Monday, August 31, 2015
Religions are Making the Moral Argument in Support of Climate Action
Pope Francis has championed the battle against climate change via an Environmental Encyclical, and Muslim leaders across the world have echoed the moral call to engage with an Islamic Climate Declaration.
Here is an article that reviews some of the moral arguments:
Pope Francis acknowledged, that climate change is real. He also said that human behaviour must change to ensure that the world’s poor don’t suffer due to the consumption of the rich. The Islamic Climate Declaration recognizes the scientific consensus on climate change is to stabilize greenhouse gas concentration in the atmosphere so that global warming does not exceed 2 degrees above pre-industrial levels. The declaration is clear that a 1.5 degree Celsius warming would be preferable. It calls on people and leaders of all nations to aim to phase out greenhouse gas emissions as soon as possible and commit themselves to 100% renewable energy at the earliest possible.
In a recent interview to American science magazine Popular Science, climate scientist Katherine Hayhoe explained why religion is backing the fight against climate change. “Science can tell us why climate change is happening, and what might happen next,” she said. “But what we should do about it isn’t a science question. It’s a question of values.”
The Holy See and Islamic leaders have not been the first moral authorities to caution against climate change. Ahead of the United Nations Climate Summit in September 2014, the World Council of Churches and Religions for Peace, both prominent interfaith organisations, held their own summit to push for progress at the negotiations in Lima that December and after. In previous years Hindu, Buddhist and Sikh leaders have declared their war on climate change.
Hindu Declaration on Climate Change
Issued at the Parliament of World Religions in Australia in 2009, the Hindu Declaration on Climate Change drew on the Hindu tradition that links man to nature through physical, psychological and spiritual bonds. “The nations of the world have yet to agree upon a plan to ameliorate man's contribution to this complex change,” the declaration stated. “This is largely due to powerful forces in some nations which oppose any such attempt, challenging the very concept that unnatural climate change is occurring. Hindus everywhere should work toward an international consensus.” Issued just as the Copenhagen round of the Conference of Parties was beginning, the declaration had little impact on the talks that ended with a weak agreement and little binding action.
Buddhist Declaration on Climate Change
In 2009, the Dalai Lama was the first person to sign the Buddhist Declaration on Climate Change that endorsed the catastrophic tipping points of global warming. NASA climatologists had predicted that the safe level of carbon dioxide in the atmosphere was 350 parts per million, a line that has already been breached. In May this year, atmospheric carbon crossed 400 ppm for the first time.
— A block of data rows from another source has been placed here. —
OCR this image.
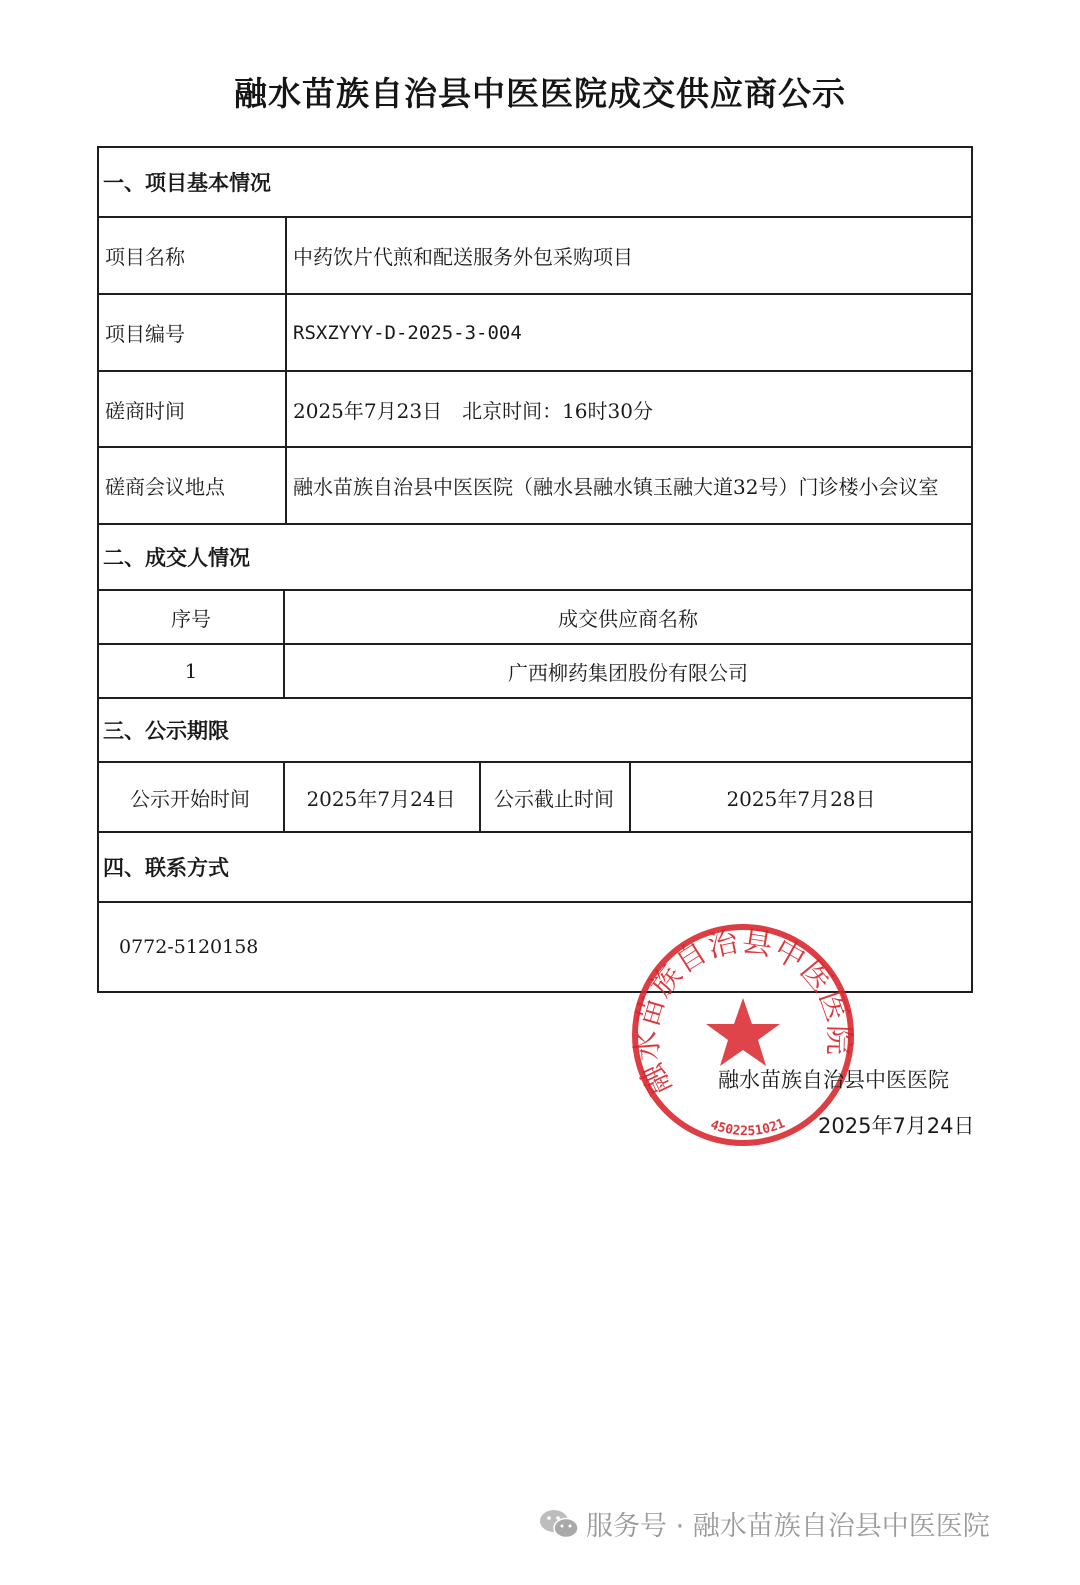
融水苗族自治县中医医院成交供应商公示
一、项目基本情况
项目名称	中药饮片代煎和配送服务外包采购项目
项目编号	RSXZYYY-D-2025-3-004
磋商时间	2025年7月23日　北京时间：16时30分
磋商会议地点	融水苗族自治县中医医院（融水县融水镇玉融大道32号）门诊楼小会议室
二、成交人情况
序号	成交供应商名称
1	广西柳药集团股份有限公司
三、公示期限
公示开始时间	2025年7月24日	公示截止时间	2025年7月28日
四、联系方式
0772-5120158
融水苗族自治县中医医院
4502251021
融水苗族自治县中医医院
2025年7月24日
服务号 · 融水苗族自治县中医医院
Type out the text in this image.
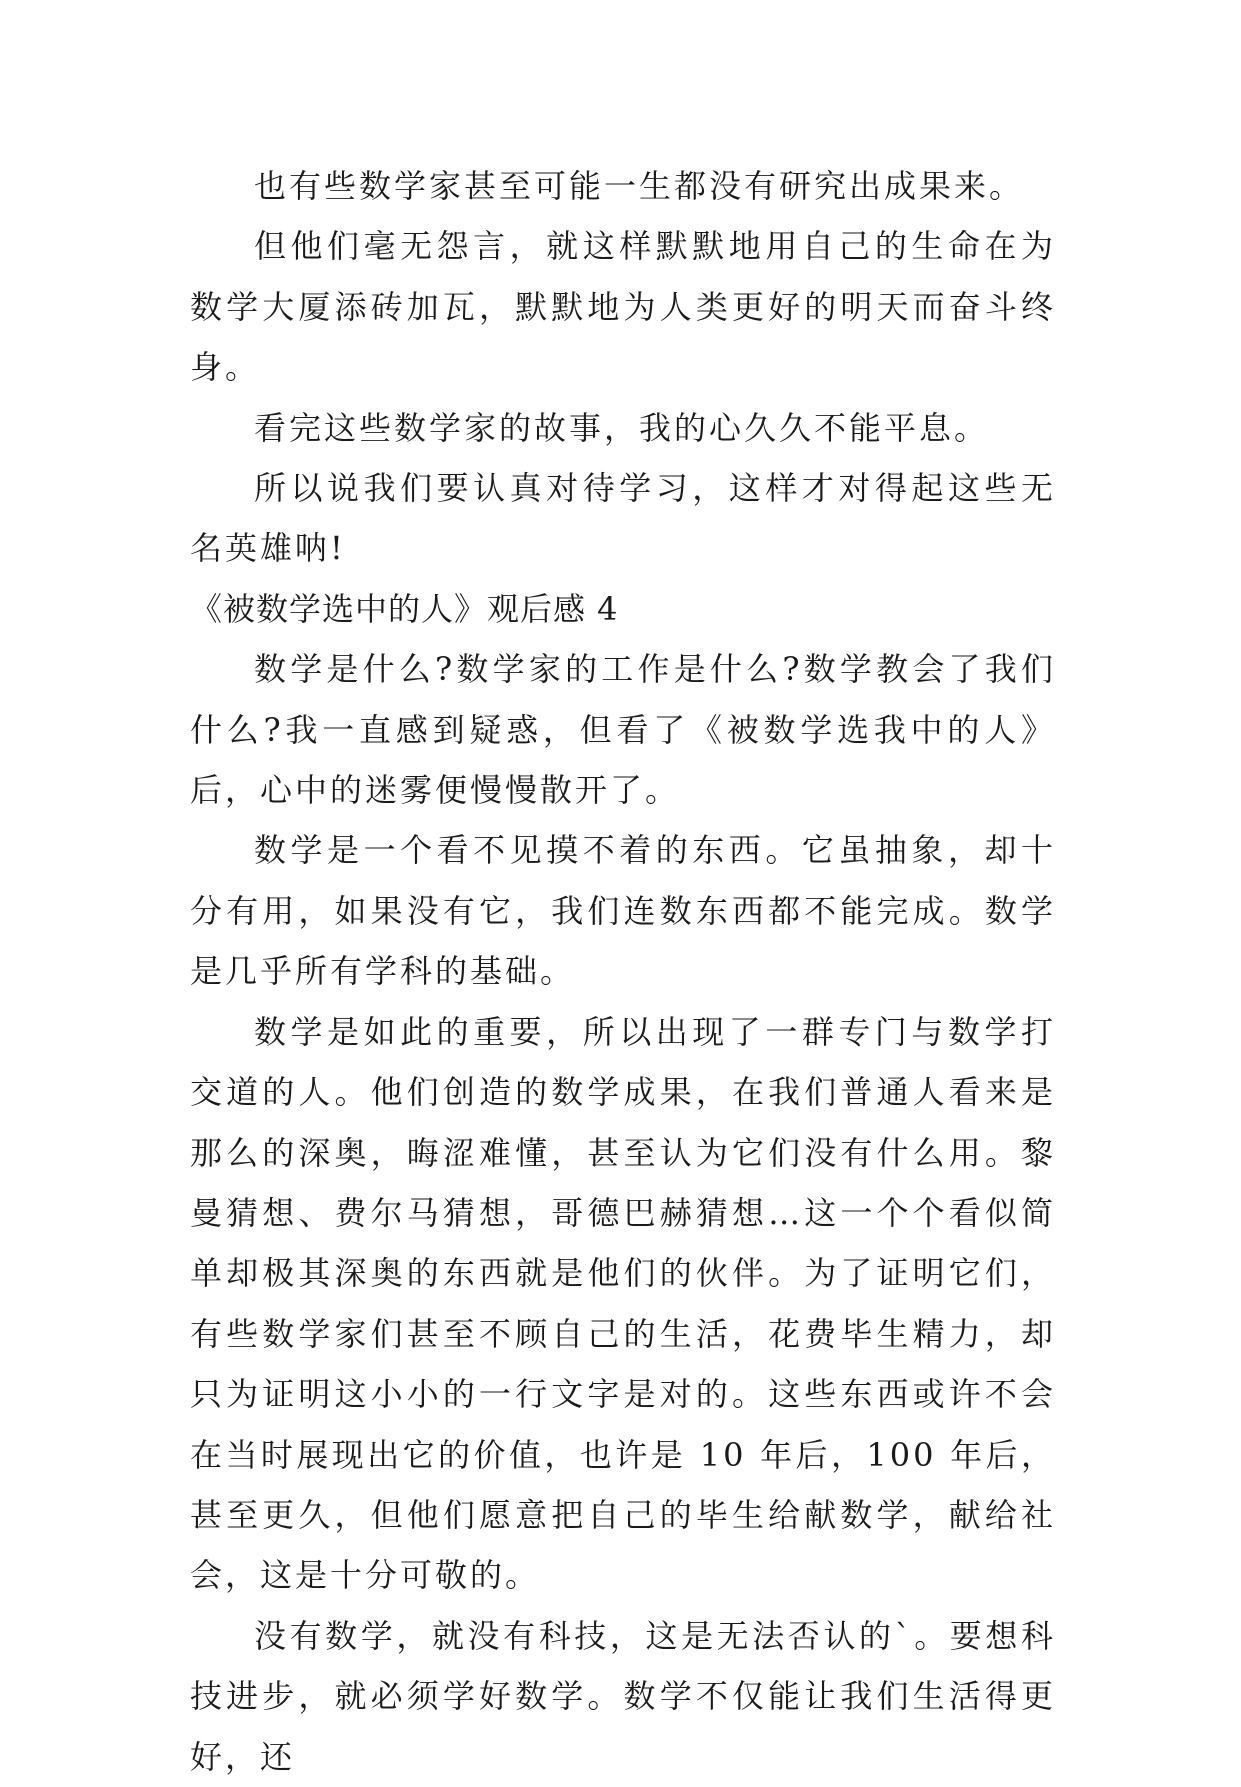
也有些数学家甚至可能一生都没有研究出成果来。

但他们毫无怨言，就这样默默地用自己的生命在为数学大厦添砖加瓦，默默地为人类更好的明天而奋斗终身。

看完这些数学家的故事，我的心久久不能平息。

所以说我们要认真对待学习，这样才对得起这些无名英雄呐!

《被数学选中的人》观后感 4

数学是什么?数学家的工作是什么?数学教会了我们什么?我一直感到疑惑，但看了《被数学选我中的人》后，心中的迷雾便慢慢散开了。

数学是一个看不见摸不着的东西。它虽抽象，却十分有用，如果没有它，我们连数东西都不能完成。数学是几乎所有学科的基础。

数学是如此的重要，所以出现了一群专门与数学打交道的人。他们创造的数学成果，在我们普通人看来是那么的深奥，晦涩难懂，甚至认为它们没有什么用。黎曼猜想、费尔马猜想，哥德巴赫猜想…这一个个看似简单却极其深奥的东西就是他们的伙伴。为了证明它们，有些数学家们甚至不顾自己的生活，花费毕生精力，却只为证明这小小的一行文字是对的。这些东西或许不会在当时展现出它的价值，也许是 10 年后，100 年后，甚至更久，但他们愿意把自己的毕生给献数学，献给社会，这是十分可敬的。

没有数学，就没有科技，这是无法否认的`。要想科技进步，就必须学好数学。数学不仅能让我们生活得更好，还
“We are challenged not only to reduce carbon emissions, but also to remove large quantities of carbon gas already present in the atmosphere,” the Buddhist declaration said. It also emphasised the need to change the priorities of the world economies. “The key to happiness is contentment rather than an ever-increasing abundance of goods. The compulsion to consume more and more is an expression of craving, the very thing the Buddha pinpointed as the root cause of suffering.”
The Dalai Lama has gone even further to say that the focus in Tibet, which is stuck in a losing battle for independence, should be climate change and not politics.
Sikh Statement on Climate Change
“Our Mother Earth, Mata Dharat, has gone through undeniable changes at the hands of humans. It is abundantly clear that our action has caused great damage to the atmosphere and is projected to cause even more damage if left unhandled,” said a statement released by a group called EcoSikh in September 2014. Calling on Sikhs to be the frontrunners of change and inviting the tenet of selfless service, the group asked Sikhs to reduce their carbon footprints, recycle, invest in renewable technologies and also put pressure on governments to take action to mitigate carbon emissions.
Orthodox Christians, Protestants, Baha’I and Jewish leaders have, in their turn, accepted the science of climate change and called on the faithful to save the earth. What the Pope and Islamic leaders have added is the influence of over 1.2 billion Roman Catholics and 1.6 million Muslims worldwide, which is almost half the world’s population. For now, climate change seems to be the one science that world religions don’t seem to have a problem with, whether it will make a difference or not at the “make-or-break” Paris negotiations in December.